В этой связи заметим, что профессор Росситер совершенно неправ, когда, хотя и в согласии с взглядом, выраженным в большинстве исторических исследований, посвященных данной теме, он заявляет (во введении к своему труду «Пора посева семян республики»), что «проповедники, купцы, плантаторы и юристы – вот кто олицетворял собой дух колониальной Америки». Перечисленные элементы действительно составляли в целом образованные слои этого общества, но и массы рабов, слуг, рабочих, ремесленников, кустарей и йоменов также являлись духовной силой колоний, их умы были полны идей, и притом таких, которые часто разнились от идей тех, кто стоял «выше» их. Идеи масс находили выражение обычно в формах деятельности, отличных от книгопечатания, но от этого они не становились менее реальными. Больше того, как свидетельствует жизненный путь таких личностей, как Уильямс, Хатчинсон, Уайз, Зенгер, они находили выражение также в поддержке, если не в пробуждении (как это бывало порой), прогрессивных идей, возвещенных представителями революционной интеллигенции данного периода.
Глава 10. НОВАЯ НАЦИЯ В НОВОМ СВЕТЕ
Колониальный период достиг своего апогея в национальной революции. Совершенно очевидно, что необходимой предпосылкой такой революции являлось существование нации; в данном случае новой нацией, утверждавшей свое право на самоопределение, была американская нация.

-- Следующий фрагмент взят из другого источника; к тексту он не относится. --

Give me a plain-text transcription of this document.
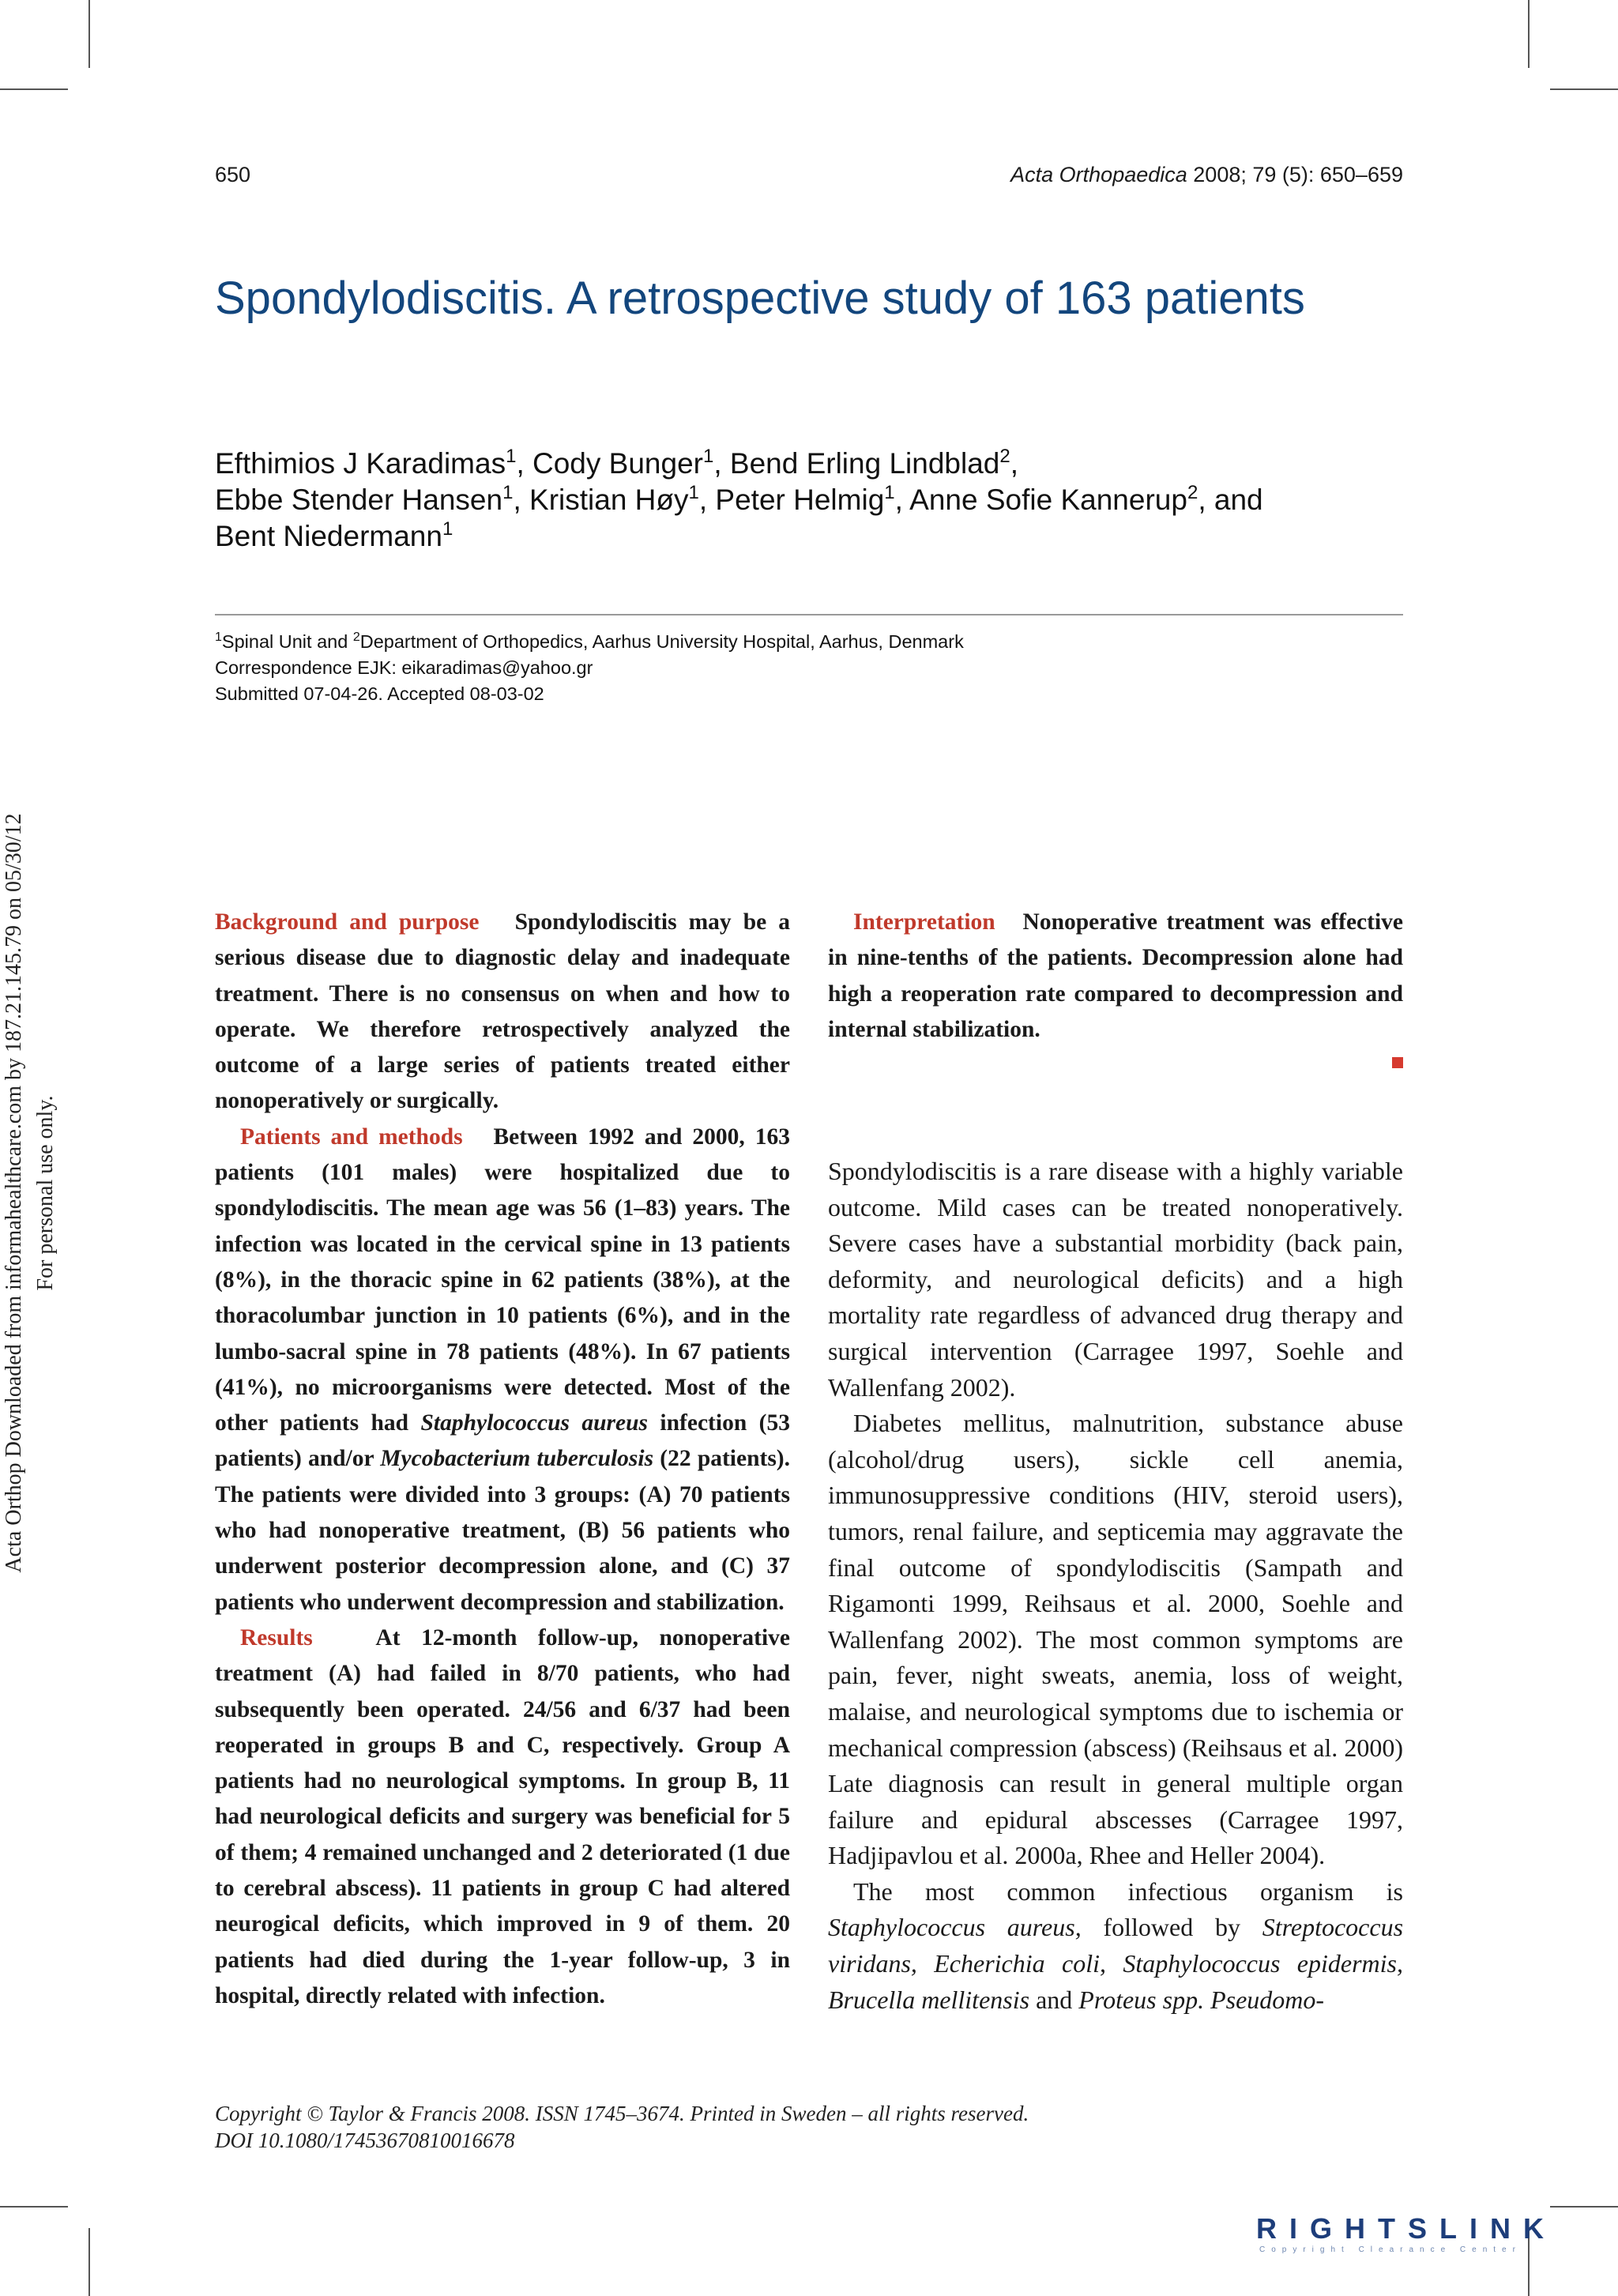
Acta Orthop Downloaded from informahealthcare.com by 187.21.145.79 on 05/30/12 For personal use only.
650	Acta Orthopaedica 2008; 79 (5): 650–659
Spondylodiscitis. A retrospective study of 163 patients
Efthimios J Karadimas$^1$, Cody Bunger$^1$, Bend Erling Lindblad$^2$,
Ebbe Stender Hansen$^1$, Kristian Høy$^1$, Peter Helmig$^1$, Anne Sofie Kannerup$^2$, and
Bent Niedermann$^1$
$^1$Spinal Unit and $^2$Department of Orthopedics, Aarhus University Hospital, Aarhus, Denmark
Correspondence EJK: eikaradimas@yahoo.gr
Submitted 07-04-26. Accepted 08-03-02

Background and purpose Spondylodiscitis may be a serious disease due to diagnostic delay and inadequate treatment. There is no consensus on when and how to operate. We therefore retrospectively analyzed the outcome of a large series of patients treated either nonoperatively or surgically.

Patients and methods Between 1992 and 2000, 163 patients (101 males) were hospitalized due to spondylodiscitis. The mean age was 56 (1–83) years. The infection was located in the cervical spine in 13 patients (8%), in the thoracic spine in 62 patients (38%), at the thoracolumbar junction in 10 patients (6%), and in the lumbo-sacral spine in 78 patients (48%). In 67 patients (41%), no microorganisms were detected. Most of the other patients had Staphylococcus aureus infection (53 patients) and/or Mycobacterium tuberculosis (22 patients). The patients were divided into 3 groups: (A) 70 patients who had nonoperative treatment, (B) 56 patients who underwent posterior decompression alone, and (C) 37 patients who underwent decompression and stabilization.

Results	At 12-month follow-up, nonoperative treatment (A) had failed in 8/70 patients, who had subsequently been operated. 24/56 and 6/37 had been reoperated in groups B and C, respectively. Group A patients had no neurological symptoms. In group B, 11 had neurological deficits and surgery was beneficial for 5 of them; 4 remained unchanged and 2 deteriorated (1 due to cerebral abscess). 11 patients in group C had altered neurogical deficits, which improved in 9 of them. 20 patients had died during the 1-year follow-up, 3 in hospital, directly related with infection.

Interpretation Nonoperative treatment was effective in nine-tenths of the patients. Decompression alone had high a reoperation rate compared to decompression and internal stabilization.

Spondylodiscitis is a rare disease with a highly variable outcome. Mild cases can be treated nonoperatively. Severe cases have a substantial morbidity (back pain, deformity, and neurological deficits) and a high mortality rate regardless of advanced drug therapy and surgical intervention (Carragee 1997, Soehle and Wallenfang 2002).

Diabetes mellitus, malnutrition, substance abuse (alcohol/drug users), sickle cell anemia, immunosuppressive conditions (HIV, steroid users), tumors, renal failure, and septicemia may aggravate the final outcome of spondylodiscitis (Sampath and Rigamonti 1999, Reihsaus et al. 2000, Soehle and Wallenfang 2002). The most common symptoms are pain, fever, night sweats, anemia, loss of weight, malaise, and neurological symptoms due to ischemia or mechanical compression (abscess) (Reihsaus et al. 2000) Late diagnosis can result in general multiple organ failure and epidural abscesses (Carragee 1997, Hadjipavlou et al. 2000a, Rhee and Heller 2004).

The most common infectious organism is Staphylococcus aureus, followed by Streptococcus viridans, Echerichia coli, Staphylococcus epidermis, Brucella mellitensis and Proteus spp. Pseudomo-

Copyright © Taylor & Francis 2008. ISSN 1745–3674. Printed in Sweden – all rights reserved.
DOI 10.1080/17453670810016678
RIGHTSLINK
Copyright Clearance Center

По сей день, однако, имеется ряд выдающихся мыслителей, в том числе и американских, которые придерживаются мнения, что Соединенные Штаты не являются нацией. Например, Джон Герман Рэндол в своей статье «Дух американской философии», опубликованной в коллективном сборнике «Источники американского духа» (1948 год), настаивает на том, что Соединенные Штаты «являются континентом, а не нацией» и что поэтому «истинную сущность нашей истории» составляют региональные и групповые противоречия и конфликты, а вовсе не какая-то национальная ткань, в которой можно проследить отдельные образующие ее нити и различить узор.
На мой взгляд, те, кто придерживается подобного мнения, заблуждаются; они смешивают сложное, специфическое и многообразное с коренными противоречиями (хотя нельзя отрицать, что групповые противоречия играли весьма значительную роль в истории США). Дело не только в том, что Соединенные Штаты представляют собой нацию в середине XX столетия; основа американской национальности была заложена тринадцатью колониями уже к середине XVIII столетия, а по прошествии двадцати последующих лет своего созревания они смогли уже объединиться и утвердить свое право на национальное существование на поле брани.
I. Корни нации
Процесс складывания американской нации покоился на двух столетиях общего и неповторимого опыта. Эта нация явилась плодом двух столетий совместной жизни и деятельности, покорения природы, тесного общения на американской почве и резкой обособленности от Европы, существования в условиях новой фауны, флоры и климата, борьбы с индейцами, колониального статуса и крепнущего противодействия этому статусу, непрестанного покорения диких мест, – что в свою очередь еще более отдаляло многих американцев (таково было их особое и общее наименование уже к концу XVII столетия) от Европы и в еще большей мере приковывало их внимание к проблемам и условиям, специфическим для них самих.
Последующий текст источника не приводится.